At the airport in Rangoon this week, supporters waited for Thein Sein, already proclaiming his U.N. visit a success.
"I came here to welcome Mr. President because I love the speech he gave at U.N. I think I should welcome him, because he is our president and he could really change our country," said one supporter.
Yet even as he drove away, questions about the ultimate impact of the president's U.N. speech linger. For example, when will he allow foreign investors to start putting money into the Burmese economy?
In an exclusive interview with VOA's Burmese service before heading back home, Thein Sein said it is a work in progress:
"There is danger of business people ending with some control in administrative matters," he said. "That’s why it’s important not to have a negative impact on our sovereignty. It’s also important not to destroy our environment. We don’t want our natural resources to be extracted leaving nothing behind."
The Burmese president also tried to ease concerns about corruption in general, pointing to his relationship with opposition leader and Nobel laureate Aung San Suu Kyi, who herself has been touring the U.S.
"Regarding rule of law, Parliament deems it necessary to take up this matter," added Thein Sein. "Daw Aung San Suu Kyi also has often spoken about the importance of rule of law. Since rule of law and anti-corruption are also my priorities, our government is also working on this. As Parliament is working on it too … this effort of working for the same goal leads to a good future."

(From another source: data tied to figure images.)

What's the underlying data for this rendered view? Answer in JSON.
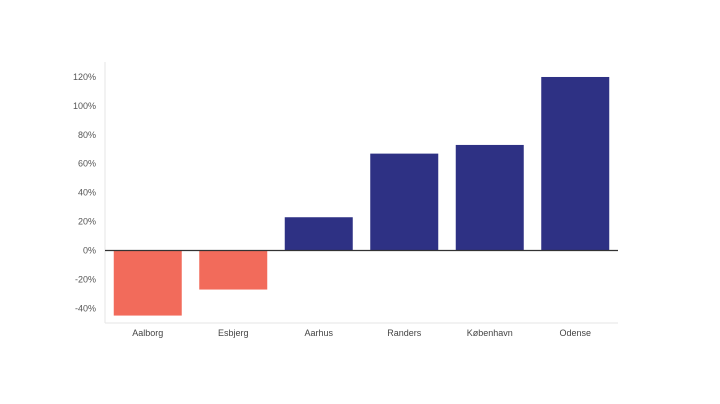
{
  "chart_data": {
    "type": "bar",
    "categories": [
      "Aalborg",
      "Esbjerg",
      "Aarhus",
      "Randers",
      "København",
      "Odense"
    ],
    "values": [
      -45,
      -27,
      23,
      67,
      73,
      120
    ],
    "ylim": [
      -48,
      128
    ],
    "yticks": [
      120,
      100,
      80,
      60,
      40,
      20,
      0,
      -20,
      -40
    ],
    "ytick_labels": [
      "120%",
      "100%",
      "80%",
      "60%",
      "40%",
      "20%",
      "0%",
      "-20%",
      "-40%"
    ],
    "colors": {
      "negative": "#F26B5B",
      "positive": "#2E3184",
      "axis": "#333333",
      "frame": "#e6e6e6"
    },
    "grid": false,
    "legend": "none"
  }
}
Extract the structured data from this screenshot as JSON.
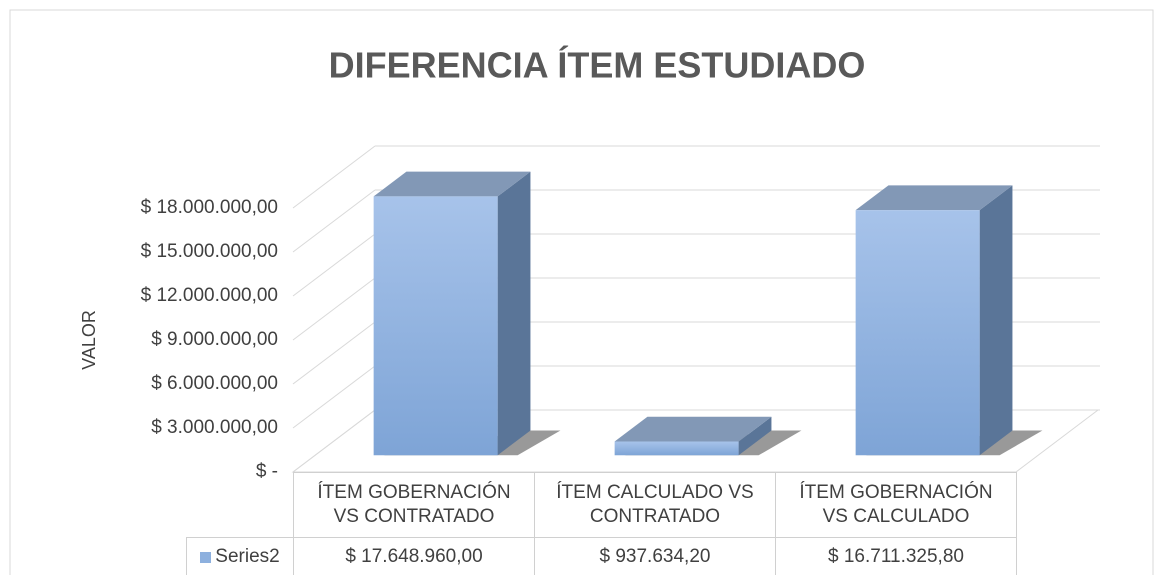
{
  "chart_data": {
    "type": "bar3d",
    "title": "DIFERENCIA ÍTEM ESTUDIADO",
    "ylabel": "VALOR",
    "categories": [
      "ÍTEM GOBERNACIÓN VS CONTRATADO",
      "ÍTEM CALCULADO VS CONTRATADO",
      "ÍTEM GOBERNACIÓN VS CALCULADO"
    ],
    "series": [
      {
        "name": "Series2",
        "color": "#8db0de",
        "values": [
          17648960,
          937634.2,
          16711325.8
        ],
        "value_labels": [
          "$ 17.648.960,00",
          "$ 937.634,20",
          "$ 16.711.325,80"
        ]
      }
    ],
    "ylim": [
      0,
      18000000
    ],
    "yticks": [
      {
        "value": 0,
        "label": "$ -"
      },
      {
        "value": 3000000,
        "label": "$ 3.000.000,00"
      },
      {
        "value": 6000000,
        "label": "$ 6.000.000,00"
      },
      {
        "value": 9000000,
        "label": "$ 9.000.000,00"
      },
      {
        "value": 12000000,
        "label": "$ 12.000.000,00"
      },
      {
        "value": 15000000,
        "label": "$ 15.000.000,00"
      },
      {
        "value": 18000000,
        "label": "$ 18.000.000,00"
      }
    ],
    "grid": true
  }
}
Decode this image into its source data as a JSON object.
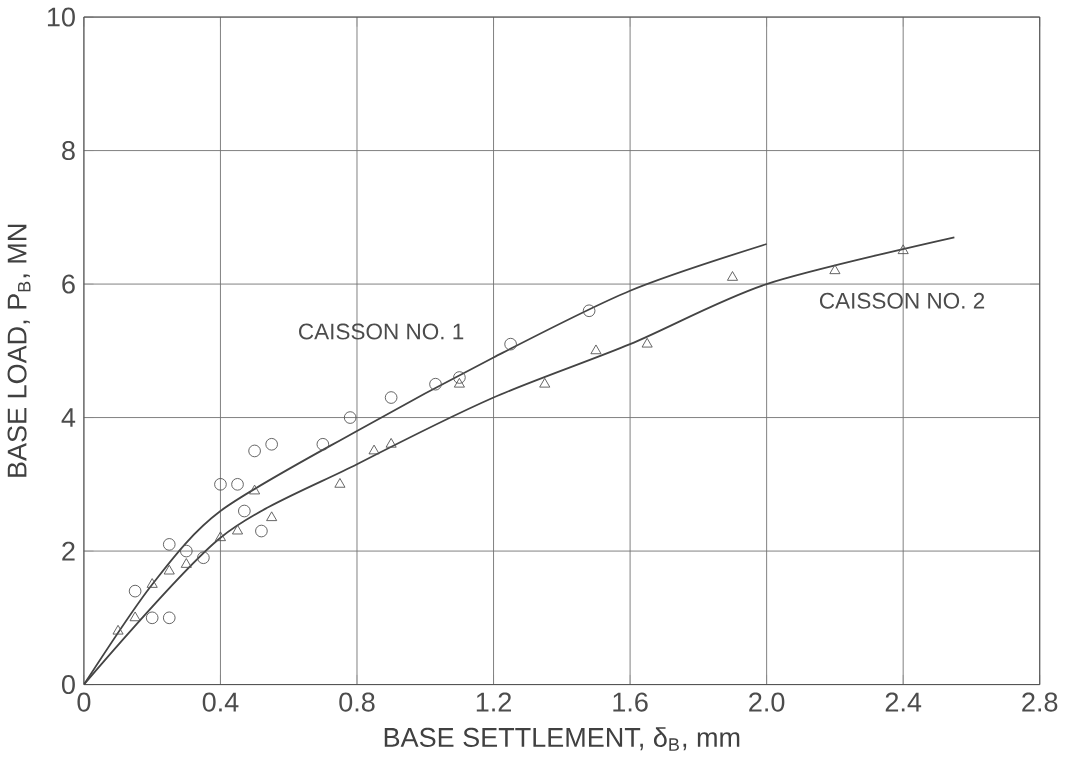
{
  "chart_data": {
    "type": "scatter",
    "xlabel": "BASE SETTLEMENT, δ$_{B}$, mm",
    "ylabel": "BASE LOAD, P$_{B}$, MN",
    "xlim": [
      0,
      2.8
    ],
    "ylim": [
      0,
      10
    ],
    "xticks": [
      0,
      0.4,
      0.8,
      1.2,
      1.6,
      {
        "value": 2,
        "label": "2.0"
      },
      2.4,
      2.8
    ],
    "yticks": [
      0,
      2,
      4,
      6,
      8,
      10
    ],
    "grid": true,
    "series": [
      {
        "type": "line",
        "name": "CAISSON NO. 1",
        "color": "#444444",
        "marker": "none",
        "x": [
          0,
          0.2,
          0.4,
          0.8,
          1.2,
          1.6,
          2.0
        ],
        "values": [
          0,
          1.5,
          2.6,
          3.8,
          4.9,
          5.9,
          6.6
        ]
      },
      {
        "type": "line",
        "name": "CAISSON NO. 2",
        "color": "#444444",
        "marker": "none",
        "x": [
          0,
          0.4,
          0.8,
          1.2,
          1.6,
          2.0,
          2.55
        ],
        "values": [
          0,
          2.2,
          3.3,
          4.3,
          5.1,
          6.0,
          6.7
        ]
      },
      {
        "color": "#555555",
        "marker": "circle",
        "x": [
          0.15,
          0.2,
          0.25,
          0.25,
          0.3,
          0.35,
          0.4,
          0.45,
          0.47,
          0.5,
          0.52,
          0.55,
          0.7,
          0.78,
          0.9,
          1.03,
          1.1,
          1.25,
          1.48
        ],
        "values": [
          1.4,
          1.0,
          1.0,
          2.1,
          2.0,
          1.9,
          3.0,
          3.0,
          2.6,
          3.5,
          2.3,
          3.6,
          3.6,
          4.0,
          4.3,
          4.5,
          4.6,
          5.1,
          5.6
        ]
      },
      {
        "color": "#555555",
        "marker": "triangle",
        "x": [
          0.1,
          0.15,
          0.2,
          0.25,
          0.3,
          0.4,
          0.45,
          0.5,
          0.55,
          0.75,
          0.85,
          0.9,
          1.1,
          1.35,
          1.5,
          1.65,
          1.9,
          2.2,
          2.4
        ],
        "values": [
          0.8,
          1.0,
          1.5,
          1.7,
          1.8,
          2.2,
          2.3,
          2.9,
          2.5,
          3.0,
          3.5,
          3.6,
          4.5,
          4.5,
          5.0,
          5.1,
          6.1,
          6.2,
          6.5
        ]
      }
    ]
  }
}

High level meetings between Burma and the U.S. seem to have alleviated some concerns in Washington, but not all, says Assistant Secretary of State Kurt Campbell.
"We are also in very close consultation with those in-country - inside Burma, inside Myanmar - that have very strong interests in how the process of American engagement, transparent investment, responsible investment takes shape," said Campbell.
As for whether everything goes according to plan, it seems most Burmese will just have to wait and see.